Data driven lab for building energy systems
A database, which contains operation data from more than 4000 heat pump installations throughout Sweden, can be potentially exploited by end user applications to allow manufacturers, utilities, customers or third parties to perform data monitoring and analysis. However the database suffers from incompleteness, inconsistency, lack of accuracy or sensor calibration issues. To appropriately utilize the database, we will integrate other sources such as models and lab measurements to turn the low quality data into useful information. We will develop a data-driven lab which will act as a virtual platform to improve the control strategies, fault detection and performance degradation.
Funded by: AIT(Austria Institute of Technology), CSC(China Scholarship Council).
Background
Every building heating system potentially generates a large amount of data every day that can be stored in databases and exploited by end user applications to allow manufacturers, utilities, customers or third parties to perform data monitoring and analysis.
At the current situation, this highly valuable and abundant data with billions of entries every month is merely collected by heat pump manufacturers and is neither processed nor used for any innovative service. The use of these data is nowadays mostly limited to the instantaneous visualization of the measurements and only a shallow and limited analysis is performed to help the development of enhanced devices or improved control strategies.

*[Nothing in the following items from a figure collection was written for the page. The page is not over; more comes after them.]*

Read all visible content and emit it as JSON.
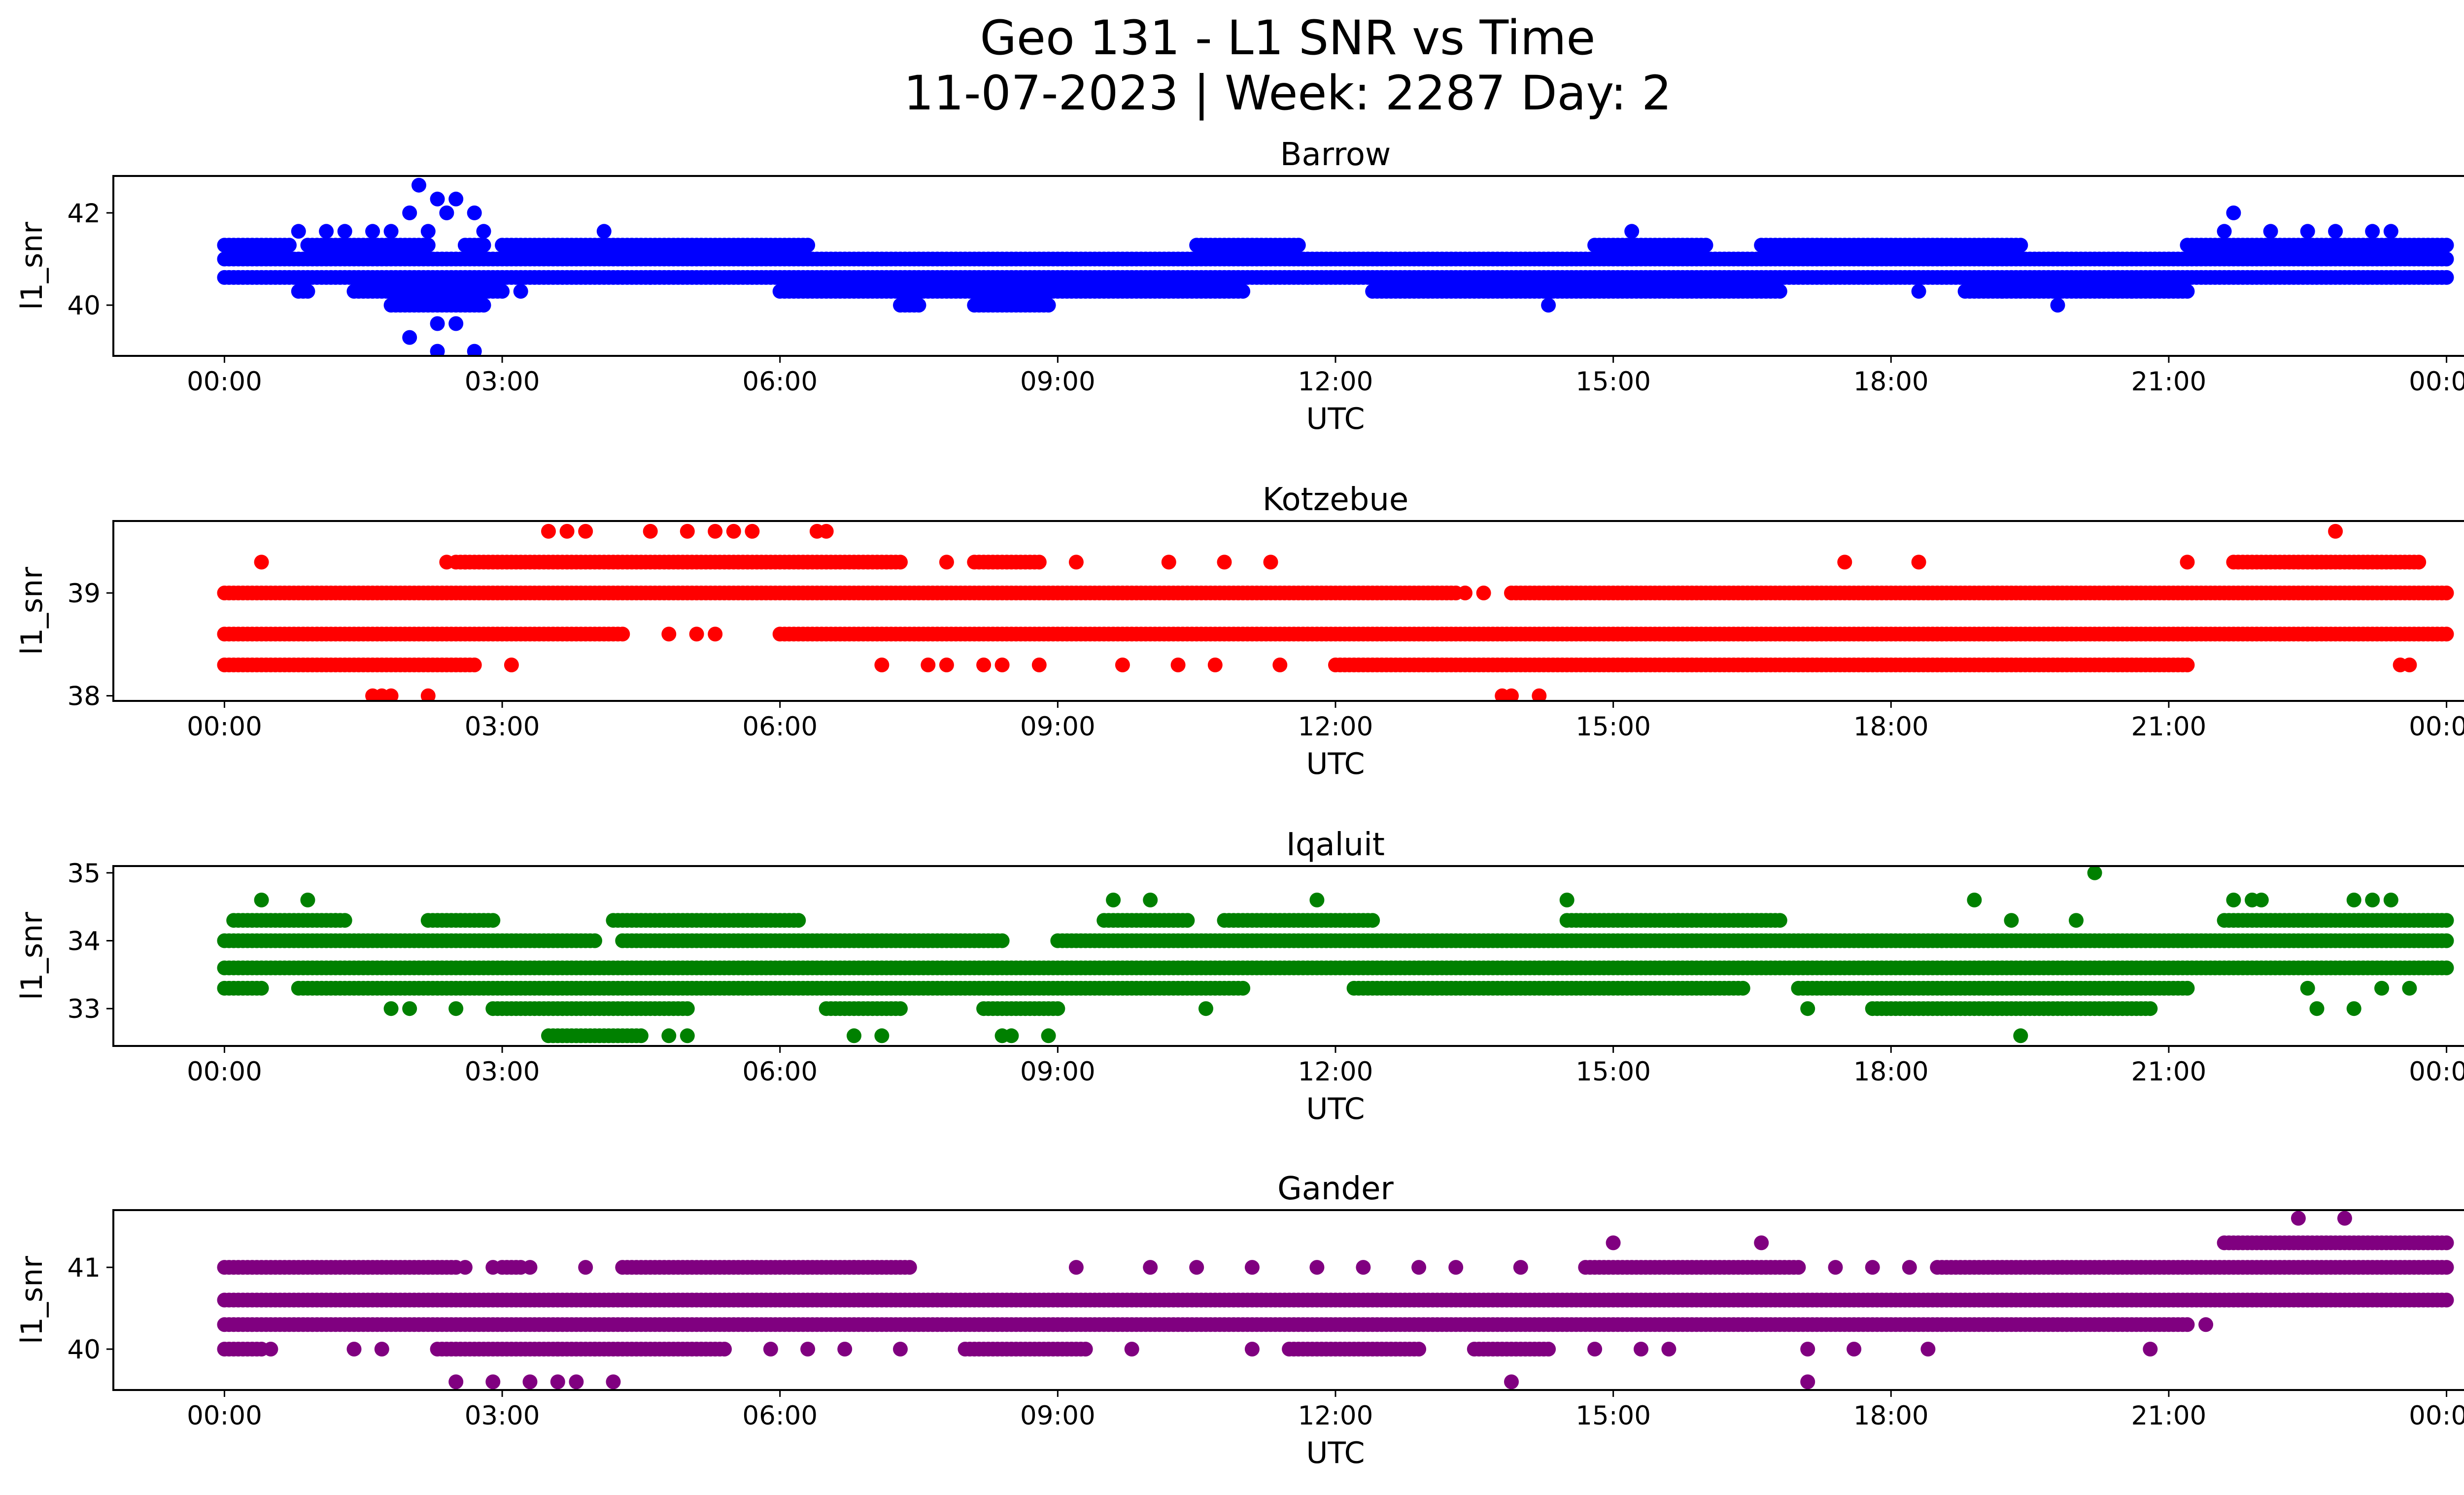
{
  "figure": {
    "title_line1": "Geo 131 - L1 SNR vs Time",
    "title_line2": "11-07-2023 | Week: 2287 Day: 2"
  },
  "chart_data": [
    {
      "type": "scatter",
      "title": "Barrow",
      "xlabel": "UTC",
      "ylabel": "l1_snr",
      "color": "#0000ff",
      "xlim": [
        0,
        24
      ],
      "ylim": [
        38.9,
        42.8
      ],
      "xtick_labels": [
        "00:00",
        "03:00",
        "06:00",
        "09:00",
        "12:00",
        "15:00",
        "18:00",
        "21:00",
        "00:00"
      ],
      "yticks": [
        40,
        42
      ],
      "levels": [
        {
          "y": 41.3,
          "ranges": [
            [
              0.0,
              0.7
            ],
            [
              0.9,
              2.2
            ],
            [
              2.6,
              2.8
            ],
            [
              3.0,
              6.3
            ],
            [
              10.5,
              11.6
            ],
            [
              14.8,
              16.0
            ],
            [
              16.6,
              19.4
            ],
            [
              21.2,
              24.0
            ]
          ]
        },
        {
          "y": 41.0,
          "ranges": [
            [
              0.0,
              24.0
            ]
          ]
        },
        {
          "y": 40.6,
          "ranges": [
            [
              0.0,
              24.0
            ]
          ]
        },
        {
          "y": 40.3,
          "ranges": [
            [
              0.8,
              0.9
            ],
            [
              1.4,
              3.0
            ],
            [
              6.0,
              11.0
            ],
            [
              12.4,
              16.8
            ],
            [
              18.8,
              21.2
            ]
          ]
        },
        {
          "y": 40.0,
          "ranges": [
            [
              1.8,
              2.8
            ],
            [
              7.3,
              7.5
            ],
            [
              8.1,
              8.9
            ]
          ]
        }
      ],
      "points": [
        {
          "x": 0.8,
          "y": 41.6
        },
        {
          "x": 1.1,
          "y": 41.6
        },
        {
          "x": 1.3,
          "y": 41.6
        },
        {
          "x": 1.6,
          "y": 41.6
        },
        {
          "x": 1.8,
          "y": 41.6
        },
        {
          "x": 2.0,
          "y": 42.0
        },
        {
          "x": 2.1,
          "y": 42.6
        },
        {
          "x": 2.3,
          "y": 42.3
        },
        {
          "x": 2.4,
          "y": 42.0
        },
        {
          "x": 2.5,
          "y": 42.3
        },
        {
          "x": 2.7,
          "y": 42.0
        },
        {
          "x": 2.8,
          "y": 41.6
        },
        {
          "x": 2.2,
          "y": 41.6
        },
        {
          "x": 4.1,
          "y": 41.6
        },
        {
          "x": 4.6,
          "y": 40.6
        },
        {
          "x": 3.2,
          "y": 40.3
        },
        {
          "x": 2.0,
          "y": 39.3
        },
        {
          "x": 2.3,
          "y": 39.6
        },
        {
          "x": 2.3,
          "y": 39.0
        },
        {
          "x": 2.7,
          "y": 39.0
        },
        {
          "x": 2.5,
          "y": 39.6
        },
        {
          "x": 15.2,
          "y": 41.6
        },
        {
          "x": 21.7,
          "y": 42.0
        },
        {
          "x": 21.6,
          "y": 41.6
        },
        {
          "x": 22.1,
          "y": 41.6
        },
        {
          "x": 22.5,
          "y": 41.6
        },
        {
          "x": 22.8,
          "y": 41.6
        },
        {
          "x": 23.2,
          "y": 41.6
        },
        {
          "x": 23.4,
          "y": 41.6
        },
        {
          "x": 14.3,
          "y": 40.0
        },
        {
          "x": 19.8,
          "y": 40.0
        },
        {
          "x": 18.3,
          "y": 40.3
        },
        {
          "x": 19.2,
          "y": 40.3
        },
        {
          "x": 20.6,
          "y": 40.3
        }
      ]
    },
    {
      "type": "scatter",
      "title": "Kotzebue",
      "xlabel": "UTC",
      "ylabel": "l1_snr",
      "color": "#ff0000",
      "xlim": [
        0,
        24
      ],
      "ylim": [
        37.95,
        39.7
      ],
      "xtick_labels": [
        "00:00",
        "03:00",
        "06:00",
        "09:00",
        "12:00",
        "15:00",
        "18:00",
        "21:00",
        "00:00"
      ],
      "yticks": [
        38,
        39
      ],
      "levels": [
        {
          "y": 39.3,
          "ranges": [
            [
              2.5,
              7.3
            ],
            [
              8.1,
              8.8
            ],
            [
              21.7,
              23.7
            ]
          ]
        },
        {
          "y": 39.0,
          "ranges": [
            [
              0.0,
              13.3
            ],
            [
              13.9,
              24.0
            ]
          ]
        },
        {
          "y": 38.6,
          "ranges": [
            [
              0.0,
              4.3
            ],
            [
              6.0,
              24.0
            ]
          ]
        },
        {
          "y": 38.3,
          "ranges": [
            [
              0.0,
              2.7
            ],
            [
              12.0,
              21.2
            ]
          ]
        }
      ],
      "points": [
        {
          "x": 0.4,
          "y": 39.3
        },
        {
          "x": 2.4,
          "y": 39.3
        },
        {
          "x": 2.6,
          "y": 39.3
        },
        {
          "x": 7.8,
          "y": 39.3
        },
        {
          "x": 9.2,
          "y": 39.3
        },
        {
          "x": 10.2,
          "y": 39.3
        },
        {
          "x": 10.8,
          "y": 39.3
        },
        {
          "x": 11.3,
          "y": 39.3
        },
        {
          "x": 17.5,
          "y": 39.3
        },
        {
          "x": 18.3,
          "y": 39.3
        },
        {
          "x": 21.2,
          "y": 39.3
        },
        {
          "x": 3.5,
          "y": 39.6
        },
        {
          "x": 3.7,
          "y": 39.6
        },
        {
          "x": 3.9,
          "y": 39.6
        },
        {
          "x": 4.6,
          "y": 39.6
        },
        {
          "x": 5.0,
          "y": 39.6
        },
        {
          "x": 5.3,
          "y": 39.6
        },
        {
          "x": 5.5,
          "y": 39.6
        },
        {
          "x": 5.7,
          "y": 39.6
        },
        {
          "x": 6.4,
          "y": 39.6
        },
        {
          "x": 6.5,
          "y": 39.6
        },
        {
          "x": 22.8,
          "y": 39.6
        },
        {
          "x": 13.4,
          "y": 39.0
        },
        {
          "x": 13.6,
          "y": 39.0
        },
        {
          "x": 4.8,
          "y": 38.6
        },
        {
          "x": 5.1,
          "y": 38.6
        },
        {
          "x": 5.3,
          "y": 38.6
        },
        {
          "x": 22.2,
          "y": 38.6
        },
        {
          "x": 22.5,
          "y": 38.6
        },
        {
          "x": 3.1,
          "y": 38.3
        },
        {
          "x": 7.1,
          "y": 38.3
        },
        {
          "x": 7.6,
          "y": 38.3
        },
        {
          "x": 7.8,
          "y": 38.3
        },
        {
          "x": 8.2,
          "y": 38.3
        },
        {
          "x": 8.4,
          "y": 38.3
        },
        {
          "x": 8.8,
          "y": 38.3
        },
        {
          "x": 9.7,
          "y": 38.3
        },
        {
          "x": 10.3,
          "y": 38.3
        },
        {
          "x": 10.7,
          "y": 38.3
        },
        {
          "x": 11.4,
          "y": 38.3
        },
        {
          "x": 23.5,
          "y": 38.3
        },
        {
          "x": 23.6,
          "y": 38.3
        },
        {
          "x": 1.6,
          "y": 38.0
        },
        {
          "x": 1.7,
          "y": 38.0
        },
        {
          "x": 1.8,
          "y": 38.0
        },
        {
          "x": 2.2,
          "y": 38.0
        },
        {
          "x": 13.8,
          "y": 38.0
        },
        {
          "x": 13.9,
          "y": 38.0
        },
        {
          "x": 14.2,
          "y": 38.0
        }
      ]
    },
    {
      "type": "scatter",
      "title": "Iqaluit",
      "xlabel": "UTC",
      "ylabel": "l1_snr",
      "color": "#008000",
      "xlim": [
        0,
        24
      ],
      "ylim": [
        32.45,
        35.1
      ],
      "xtick_labels": [
        "00:00",
        "03:00",
        "06:00",
        "09:00",
        "12:00",
        "15:00",
        "18:00",
        "21:00",
        "00:00"
      ],
      "yticks": [
        33,
        34,
        35
      ],
      "levels": [
        {
          "y": 34.3,
          "ranges": [
            [
              0.1,
              1.3
            ],
            [
              2.2,
              2.9
            ],
            [
              4.2,
              6.2
            ],
            [
              9.5,
              10.4
            ],
            [
              10.8,
              12.4
            ],
            [
              14.5,
              15.7
            ],
            [
              15.7,
              16.8
            ],
            [
              21.6,
              24.0
            ]
          ]
        },
        {
          "y": 34.0,
          "ranges": [
            [
              0.0,
              4.0
            ],
            [
              4.3,
              8.4
            ],
            [
              9.0,
              24.0
            ]
          ]
        },
        {
          "y": 33.6,
          "ranges": [
            [
              0.0,
              24.0
            ]
          ]
        },
        {
          "y": 33.3,
          "ranges": [
            [
              0.0,
              0.4
            ],
            [
              0.8,
              11.0
            ],
            [
              12.2,
              16.4
            ],
            [
              17.0,
              21.2
            ]
          ]
        },
        {
          "y": 33.0,
          "ranges": [
            [
              2.9,
              5.0
            ],
            [
              6.5,
              7.3
            ],
            [
              8.2,
              9.0
            ],
            [
              17.8,
              20.8
            ]
          ]
        },
        {
          "y": 32.6,
          "ranges": [
            [
              3.5,
              4.5
            ]
          ]
        }
      ],
      "points": [
        {
          "x": 0.4,
          "y": 34.6
        },
        {
          "x": 0.9,
          "y": 34.6
        },
        {
          "x": 9.6,
          "y": 34.6
        },
        {
          "x": 10.0,
          "y": 34.6
        },
        {
          "x": 11.8,
          "y": 34.6
        },
        {
          "x": 14.5,
          "y": 34.6
        },
        {
          "x": 18.9,
          "y": 34.6
        },
        {
          "x": 21.7,
          "y": 34.6
        },
        {
          "x": 21.9,
          "y": 34.6
        },
        {
          "x": 22.0,
          "y": 34.6
        },
        {
          "x": 23.0,
          "y": 34.6
        },
        {
          "x": 23.2,
          "y": 34.6
        },
        {
          "x": 23.4,
          "y": 34.6
        },
        {
          "x": 20.2,
          "y": 35.0
        },
        {
          "x": 1.2,
          "y": 34.3
        },
        {
          "x": 19.3,
          "y": 34.3
        },
        {
          "x": 20.0,
          "y": 34.3
        },
        {
          "x": 1.8,
          "y": 33.0
        },
        {
          "x": 2.0,
          "y": 33.0
        },
        {
          "x": 2.5,
          "y": 33.0
        },
        {
          "x": 10.6,
          "y": 33.0
        },
        {
          "x": 17.1,
          "y": 33.0
        },
        {
          "x": 22.6,
          "y": 33.0
        },
        {
          "x": 23.0,
          "y": 33.0
        },
        {
          "x": 4.8,
          "y": 32.6
        },
        {
          "x": 5.0,
          "y": 32.6
        },
        {
          "x": 6.8,
          "y": 32.6
        },
        {
          "x": 7.1,
          "y": 32.6
        },
        {
          "x": 8.4,
          "y": 32.6
        },
        {
          "x": 8.5,
          "y": 32.6
        },
        {
          "x": 8.9,
          "y": 32.6
        },
        {
          "x": 19.4,
          "y": 32.6
        },
        {
          "x": 22.5,
          "y": 33.3
        },
        {
          "x": 23.3,
          "y": 33.3
        },
        {
          "x": 23.6,
          "y": 33.3
        }
      ]
    },
    {
      "type": "scatter",
      "title": "Gander",
      "xlabel": "UTC",
      "ylabel": "l1_snr",
      "color": "#800080",
      "xlim": [
        0,
        24
      ],
      "ylim": [
        39.5,
        41.7
      ],
      "xtick_labels": [
        "00:00",
        "03:00",
        "06:00",
        "09:00",
        "12:00",
        "15:00",
        "18:00",
        "21:00",
        "00:00"
      ],
      "yticks": [
        40,
        41
      ],
      "levels": [
        {
          "y": 41.3,
          "ranges": [
            [
              21.6,
              24.0
            ]
          ]
        },
        {
          "y": 41.0,
          "ranges": [
            [
              0.0,
              2.5
            ],
            [
              3.0,
              3.2
            ],
            [
              4.3,
              6.8
            ],
            [
              6.8,
              7.4
            ],
            [
              14.7,
              17.0
            ],
            [
              18.5,
              24.0
            ]
          ]
        },
        {
          "y": 40.6,
          "ranges": [
            [
              0.0,
              24.0
            ]
          ]
        },
        {
          "y": 40.3,
          "ranges": [
            [
              0.0,
              21.2
            ]
          ]
        },
        {
          "y": 40.0,
          "ranges": [
            [
              0.0,
              0.4
            ],
            [
              2.3,
              5.4
            ],
            [
              8.0,
              9.3
            ],
            [
              11.5,
              12.9
            ],
            [
              13.5,
              14.3
            ]
          ]
        }
      ],
      "points": [
        {
          "x": 2.6,
          "y": 41.0
        },
        {
          "x": 2.9,
          "y": 41.0
        },
        {
          "x": 3.3,
          "y": 41.0
        },
        {
          "x": 3.9,
          "y": 41.0
        },
        {
          "x": 9.2,
          "y": 41.0
        },
        {
          "x": 10.0,
          "y": 41.0
        },
        {
          "x": 10.5,
          "y": 41.0
        },
        {
          "x": 11.1,
          "y": 41.0
        },
        {
          "x": 11.8,
          "y": 41.0
        },
        {
          "x": 12.3,
          "y": 41.0
        },
        {
          "x": 12.9,
          "y": 41.0
        },
        {
          "x": 13.3,
          "y": 41.0
        },
        {
          "x": 14.0,
          "y": 41.0
        },
        {
          "x": 17.4,
          "y": 41.0
        },
        {
          "x": 17.8,
          "y": 41.0
        },
        {
          "x": 18.2,
          "y": 41.0
        },
        {
          "x": 15.0,
          "y": 41.3
        },
        {
          "x": 16.6,
          "y": 41.3
        },
        {
          "x": 22.4,
          "y": 41.6
        },
        {
          "x": 22.9,
          "y": 41.6
        },
        {
          "x": 21.4,
          "y": 40.3
        },
        {
          "x": 0.5,
          "y": 40.0
        },
        {
          "x": 1.4,
          "y": 40.0
        },
        {
          "x": 1.7,
          "y": 40.0
        },
        {
          "x": 5.9,
          "y": 40.0
        },
        {
          "x": 6.3,
          "y": 40.0
        },
        {
          "x": 6.7,
          "y": 40.0
        },
        {
          "x": 7.3,
          "y": 40.0
        },
        {
          "x": 9.8,
          "y": 40.0
        },
        {
          "x": 11.1,
          "y": 40.0
        },
        {
          "x": 14.8,
          "y": 40.0
        },
        {
          "x": 15.3,
          "y": 40.0
        },
        {
          "x": 15.6,
          "y": 40.0
        },
        {
          "x": 17.1,
          "y": 40.0
        },
        {
          "x": 17.6,
          "y": 40.0
        },
        {
          "x": 18.4,
          "y": 40.0
        },
        {
          "x": 20.8,
          "y": 40.0
        },
        {
          "x": 2.5,
          "y": 39.6
        },
        {
          "x": 2.9,
          "y": 39.6
        },
        {
          "x": 3.3,
          "y": 39.6
        },
        {
          "x": 3.6,
          "y": 39.6
        },
        {
          "x": 3.8,
          "y": 39.6
        },
        {
          "x": 4.2,
          "y": 39.6
        },
        {
          "x": 13.9,
          "y": 39.6
        },
        {
          "x": 17.1,
          "y": 39.6
        },
        {
          "x": 3.6,
          "y": 40.0
        },
        {
          "x": 4.0,
          "y": 40.0
        }
      ]
    }
  ]
}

The collected data, if processed and coupled to other sources of information in an appropriate way, encompasses a lot of valuable information about local outdoor and indoor climate, occupancy and activities in the built-environment, people behavior, building characteristics, components and system efficiencies, and the early symptoms of the possible fault or performance degradation in the built-environments.

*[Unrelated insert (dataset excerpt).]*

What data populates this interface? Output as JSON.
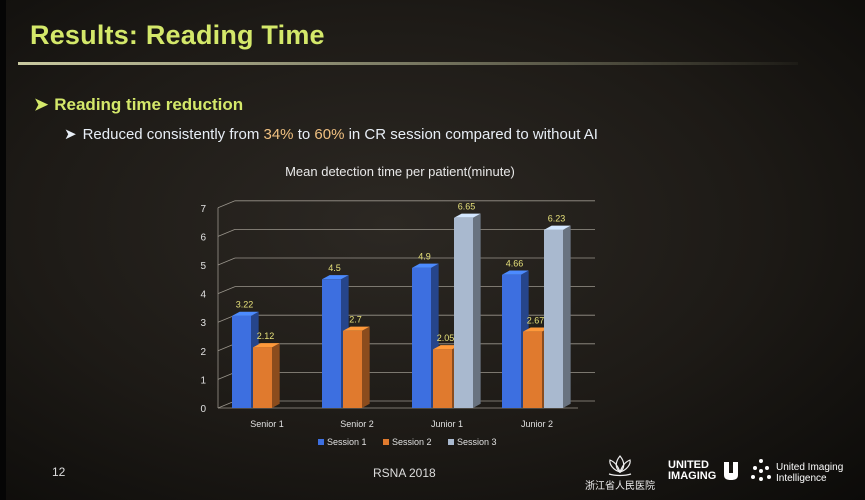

Within this project, KTH and AIT will develop an intelligent data driven virtual lab which acts as the access point for all the collected data and provides innovative services to OEMs, entrepreneurs, researchers, relevant third parties such as insurance companies and last but not least to end-users. The measured data, combined with models and lab measurements, will be used as a source to improve the control algorithms and support the operation and maintenance of the system.
Aim and objectives
The project ultimately aims at reducing the energy use, operating cost, and CO2 emission from the heating systems in the built-environment. The aims will be achieved through design and development of a data-driven lab which will act as a virtual platform to improve the control strategies, fault detection and performance degradation in the heating systems.